Details of the Experiment
One of my favorite things about musician Jack White — and there are many — is his penchant for limiting himself in the name of art. He intentionally avoided guitar solos entirely on one White Stripes record, while another recording session had him using only antique instruments and gear. He famously created the oft-imitated Seven Nation Army bassline, not with a bass guitar, but with a heavily modified semi-acoustic hollow body guitar.
With Shelby, I too played by my own set of rules: I would plant her in soil dug up from my backyard, I would feed her only water and she would exist on whatever sunlight we could manage – mostly what she took in from the windowsill, though sometimes we’d set her out back to soak up more direct rays.
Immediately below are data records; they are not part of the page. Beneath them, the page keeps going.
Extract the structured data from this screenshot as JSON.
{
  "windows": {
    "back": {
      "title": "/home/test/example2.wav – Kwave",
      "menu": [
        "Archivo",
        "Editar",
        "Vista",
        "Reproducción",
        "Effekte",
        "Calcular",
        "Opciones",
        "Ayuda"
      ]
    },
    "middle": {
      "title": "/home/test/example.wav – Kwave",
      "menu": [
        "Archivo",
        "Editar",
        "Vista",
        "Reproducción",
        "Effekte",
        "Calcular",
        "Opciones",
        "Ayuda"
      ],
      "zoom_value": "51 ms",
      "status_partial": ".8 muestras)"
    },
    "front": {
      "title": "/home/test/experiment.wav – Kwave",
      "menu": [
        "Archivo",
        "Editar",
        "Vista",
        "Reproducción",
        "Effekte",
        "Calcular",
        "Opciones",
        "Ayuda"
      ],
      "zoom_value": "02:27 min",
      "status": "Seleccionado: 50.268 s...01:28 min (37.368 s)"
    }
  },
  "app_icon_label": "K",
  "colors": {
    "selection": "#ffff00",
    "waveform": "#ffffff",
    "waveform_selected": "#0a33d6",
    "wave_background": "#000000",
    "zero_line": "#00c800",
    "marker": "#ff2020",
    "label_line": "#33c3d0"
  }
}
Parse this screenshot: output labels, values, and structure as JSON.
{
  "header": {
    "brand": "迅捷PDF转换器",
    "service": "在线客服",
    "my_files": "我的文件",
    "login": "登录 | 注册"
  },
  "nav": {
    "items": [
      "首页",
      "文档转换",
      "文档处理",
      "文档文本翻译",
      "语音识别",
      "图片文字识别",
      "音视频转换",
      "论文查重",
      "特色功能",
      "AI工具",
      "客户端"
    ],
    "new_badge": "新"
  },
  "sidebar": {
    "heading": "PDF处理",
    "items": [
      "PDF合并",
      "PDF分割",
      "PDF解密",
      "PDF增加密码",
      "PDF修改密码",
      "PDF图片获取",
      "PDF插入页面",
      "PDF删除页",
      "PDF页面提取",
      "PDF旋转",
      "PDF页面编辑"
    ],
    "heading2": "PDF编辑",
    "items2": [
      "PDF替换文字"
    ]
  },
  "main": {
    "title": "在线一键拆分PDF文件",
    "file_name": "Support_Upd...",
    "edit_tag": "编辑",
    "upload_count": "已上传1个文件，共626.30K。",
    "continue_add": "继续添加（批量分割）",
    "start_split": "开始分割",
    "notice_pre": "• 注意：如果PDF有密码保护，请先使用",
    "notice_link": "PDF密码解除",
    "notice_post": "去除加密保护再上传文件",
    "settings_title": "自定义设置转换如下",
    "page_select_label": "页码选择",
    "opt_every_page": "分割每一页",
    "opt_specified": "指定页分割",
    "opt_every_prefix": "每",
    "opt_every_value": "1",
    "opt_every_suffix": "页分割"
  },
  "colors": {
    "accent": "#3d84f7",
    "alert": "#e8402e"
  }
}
No special soil or compost tea. No nutrients or grow lights.
This hyper-basic construct was more than enough to fuel the growth of weeds throughout my yard. But was it enough for this particular weed?
Shelby did grow in those first weeks and months. When I first carried her home that afternoon she stood a proud 3 inches tall. Soon her stalk changed from a light green to a sturdier brown, and her size had doubled. Teeny flowers started to develop as she started pushing 9 inches, warranting a bigger pot, and her buds became more defined when she reached the 12-inch mark.
And while observing her evolution was incredibly gratifying, it was also clear to me – and painfully, hilariously clear to my friends who cultivate professionally – that Shelby was wanting for more. She wanted a more consistent light source. She wanted better food and vitamins. She was happy and green and flowering, sure, but she was far from thriving, as evidenced by her stunted size.
As fall began to settle in, Shelby felt the seasonal changes more than I did. She almost drooped with seasonal depression as her excursions outside became less frequent and as the days became shorter. At 13 inches tall, she was but a shadow of the magnificent plants I’ve seen in legal indoor cultivations throughout the legal world. When compared to the giant 12-footers in Humboldt and Mendo, she was merely an ant.
Weed does not grow like a weed, as it turns out, but there’s something more important to be learned from my experience.
An Unexpected Lesson
Something unexpected happened in those months of caring for Shelby. As I was sticking a knuckle into the soil each morning – sometimes watering her and sometimes not, sometimes taking her out to sunbathe and other times leaving her in the kitchen window – I connected with her, and with cannabis, on a different level than I ever had before.
Instead of identifying myself as a consumer of marijuana products, I was now growing the plant itself. I was planning a modest harvest and thinking about how I’d grow my next crop differently.
I was a marijuana farmer.
Of course it makes sense. If you grow anything, you develop a deeper relationship with it. The pride of eating and sharing the cucumbers and tomatoes from your own garden exists for a reason, and that pride is of course shared by professional cannabis cultivators and home-growers alike.
While I didn’t expect this deepened relationship with cannabis from growing only one plant, I’m embracing it. It’s a powerful reminder of this being a product of nature, and even if marijuana doesn’t grow as simply as a weed, its simple complexity is something that will surely make this a future hobby in my home.